A California jury recently returned a verdict in favor of MassMutual following a 12-day trial in a state-court class action that claimed the insurer failed to pay dividends owed to policy owners.

Named plaintiff Christina Chavez claimed that MassMutual failed to determine whether the participating life insurance policies in the class were sufficiently profitable to trigger the requirement that owners receive a portion of MassMutual's divisible surplus (excess profits). She asserted that MassMutual never even bothered to run the calculations required to determine whether dividends should have been paid. MassMutual responded that the policies at issue never generated enough profit to trigger dividends.

A pivotal issue in the trial was a battle between the experts for the class and the insurer. According to the class' expert, MassMutual owed the plaintiffs somewhere between $500,000 and $700,000. MassMutual's experts, however, asserted that the company did not owe the class any additional dividends. MassMutual focused on discrediting the expert for the class and his methods.
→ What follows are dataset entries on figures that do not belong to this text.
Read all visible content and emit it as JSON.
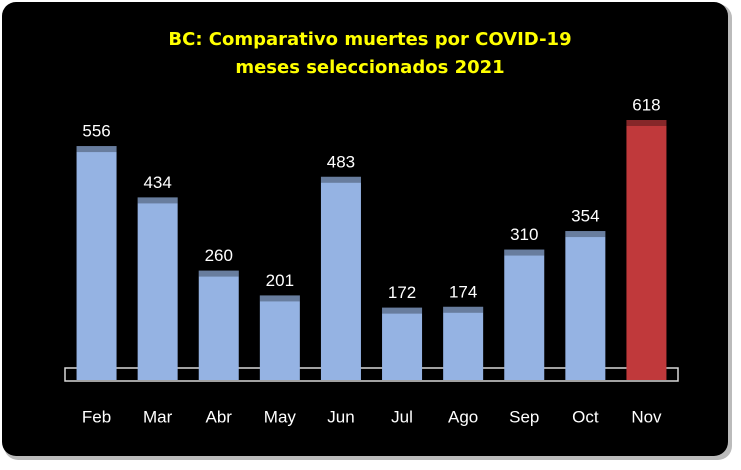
{
  "chart_data": {
    "type": "bar",
    "title": "BC: Comparativo  muertes por COVID-19",
    "subtitle": "meses seleccionados 2021",
    "categories": [
      "Feb",
      "Mar",
      "Abr",
      "May",
      "Jun",
      "Jul",
      "Ago",
      "Sep",
      "Oct",
      "Nov"
    ],
    "values": [
      556,
      434,
      260,
      201,
      483,
      172,
      174,
      310,
      354,
      618
    ],
    "colors": [
      "#95b3e3",
      "#95b3e3",
      "#95b3e3",
      "#95b3e3",
      "#95b3e3",
      "#95b3e3",
      "#95b3e3",
      "#95b3e3",
      "#95b3e3",
      "#c0393b"
    ]
  }
}
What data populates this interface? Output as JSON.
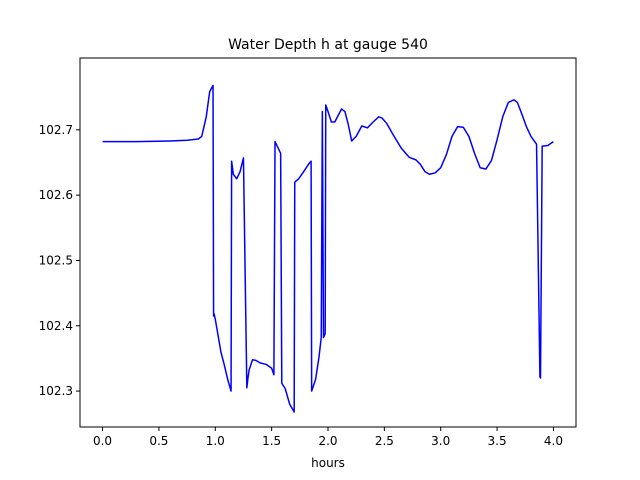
{
  "chart_data": {
    "type": "line",
    "title": "Water Depth h at gauge 540",
    "xlabel": "hours",
    "ylabel": "",
    "xlim": [
      -0.2,
      4.2
    ],
    "ylim": [
      102.245,
      102.81
    ],
    "xticks": [
      0.0,
      0.5,
      1.0,
      1.5,
      2.0,
      2.5,
      3.0,
      3.5,
      4.0
    ],
    "xtick_labels": [
      "0.0",
      "0.5",
      "1.0",
      "1.5",
      "2.0",
      "2.5",
      "3.0",
      "3.5",
      "4.0"
    ],
    "yticks": [
      102.3,
      102.4,
      102.5,
      102.6,
      102.7
    ],
    "ytick_labels": [
      "102.3",
      "102.4",
      "102.5",
      "102.6",
      "102.7"
    ],
    "grid": false,
    "series": [
      {
        "color": "#0000ff",
        "x": [
          0.0,
          0.3,
          0.6,
          0.75,
          0.85,
          0.88,
          0.92,
          0.95,
          0.97,
          0.98,
          0.985,
          0.99,
          1.0,
          1.02,
          1.05,
          1.08,
          1.11,
          1.14,
          1.145,
          1.16,
          1.19,
          1.22,
          1.25,
          1.28,
          1.29,
          1.3,
          1.33,
          1.36,
          1.4,
          1.45,
          1.5,
          1.52,
          1.53,
          1.58,
          1.59,
          1.62,
          1.66,
          1.7,
          1.705,
          1.74,
          1.78,
          1.83,
          1.85,
          1.855,
          1.89,
          1.92,
          1.94,
          1.95,
          1.96,
          1.975,
          1.98,
          2.0,
          2.03,
          2.06,
          2.09,
          2.12,
          2.15,
          2.18,
          2.21,
          2.25,
          2.3,
          2.35,
          2.4,
          2.45,
          2.48,
          2.52,
          2.58,
          2.65,
          2.72,
          2.78,
          2.82,
          2.86,
          2.9,
          2.95,
          3.0,
          3.05,
          3.1,
          3.15,
          3.2,
          3.25,
          3.3,
          3.35,
          3.4,
          3.45,
          3.5,
          3.55,
          3.6,
          3.65,
          3.68,
          3.72,
          3.76,
          3.8,
          3.85,
          3.88,
          3.885,
          3.9,
          3.905,
          3.95,
          4.0
        ],
        "values": [
          102.682,
          102.682,
          102.683,
          102.684,
          102.686,
          102.69,
          102.72,
          102.758,
          102.765,
          102.768,
          102.415,
          102.418,
          102.41,
          102.39,
          102.36,
          102.34,
          102.318,
          102.3,
          102.652,
          102.632,
          102.625,
          102.636,
          102.657,
          102.305,
          102.32,
          102.332,
          102.348,
          102.347,
          102.343,
          102.341,
          102.335,
          102.325,
          102.682,
          102.664,
          102.312,
          102.304,
          102.28,
          102.268,
          102.62,
          102.625,
          102.635,
          102.648,
          102.652,
          102.3,
          102.318,
          102.352,
          102.382,
          102.728,
          102.382,
          102.388,
          102.738,
          102.728,
          102.712,
          102.712,
          102.722,
          102.732,
          102.728,
          102.708,
          102.683,
          102.69,
          102.706,
          102.703,
          102.712,
          102.72,
          102.718,
          102.71,
          102.692,
          102.672,
          102.658,
          102.654,
          102.647,
          102.636,
          102.632,
          102.634,
          102.642,
          102.662,
          102.69,
          102.705,
          102.704,
          102.69,
          102.664,
          102.642,
          102.64,
          102.653,
          102.685,
          102.72,
          102.742,
          102.746,
          102.742,
          102.724,
          102.705,
          102.69,
          102.678,
          102.322,
          102.32,
          102.675,
          102.675,
          102.676,
          102.682
        ]
      }
    ]
  }
}
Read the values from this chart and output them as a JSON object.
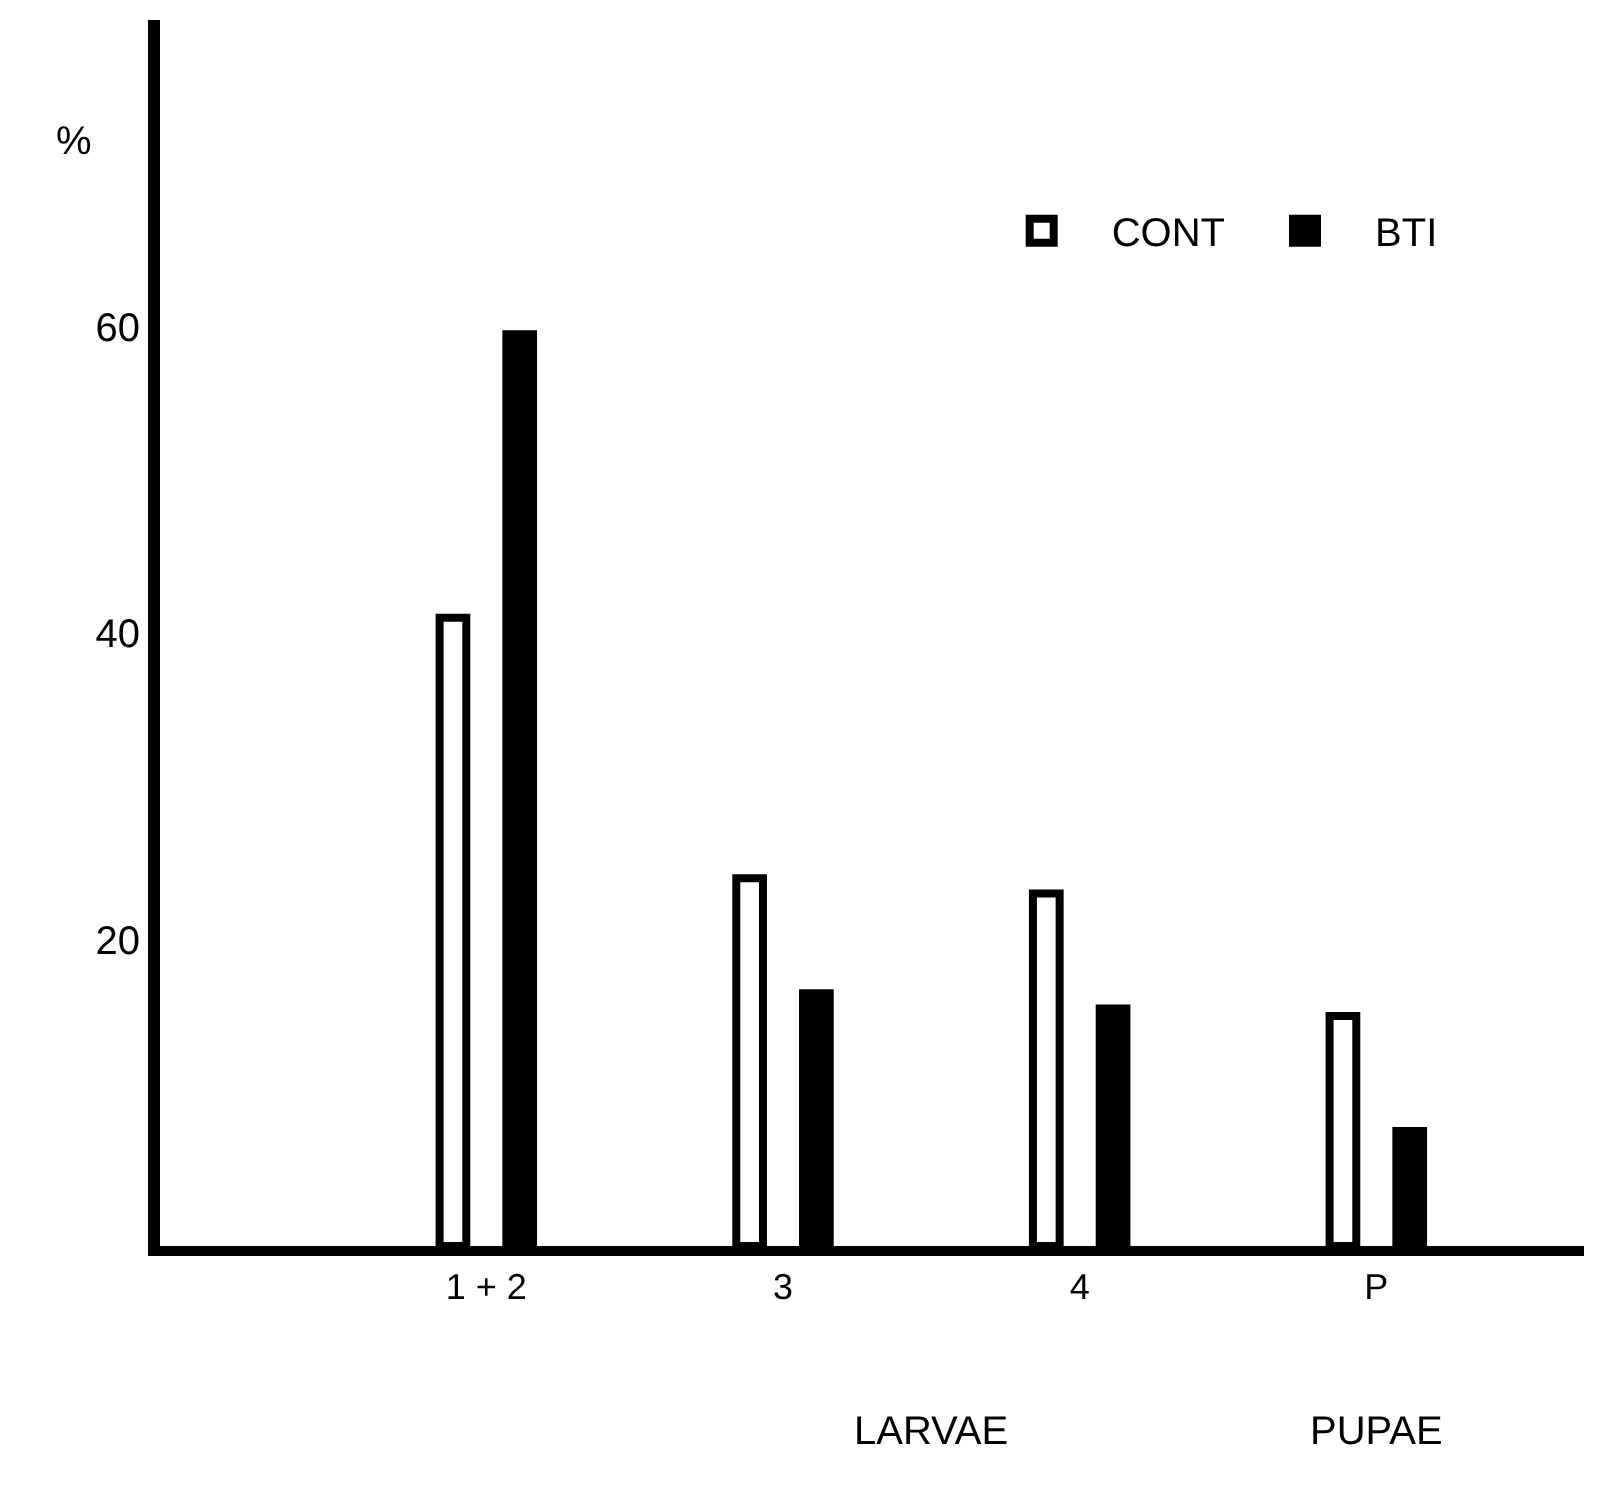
{
  "chart_data": {
    "type": "bar",
    "ylabel": "%",
    "categories": [
      "1 + 2",
      "3",
      "4",
      "P"
    ],
    "series": [
      {
        "name": "CONT",
        "color": "#ffffff",
        "values": [
          41,
          24,
          23,
          15
        ]
      },
      {
        "name": "BTI",
        "color": "#000000",
        "values": [
          59.5,
          16.5,
          15.5,
          7.5
        ]
      }
    ],
    "ylim": [
      0,
      80
    ],
    "yticks": [
      20,
      40,
      60
    ],
    "legend": "top right",
    "annotations": [
      "LARVAE",
      "PUPAE"
    ]
  }
}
Those efforts paid off. The jury concluded that the plaintiffs had failed to prove that their policies were profitable enough to trigger MassMutual's duty to pay them dividends. Interestingly, the special verdict form used by the jury suggests that it agreed with the plaintiffs' assertion that MassMutual did not even run the calculations to determine whether the class members were entitled to dividends. That did not matter, however. MassMutual persuaded the jury that it had since performed the required calculations and found that no dividends were owed.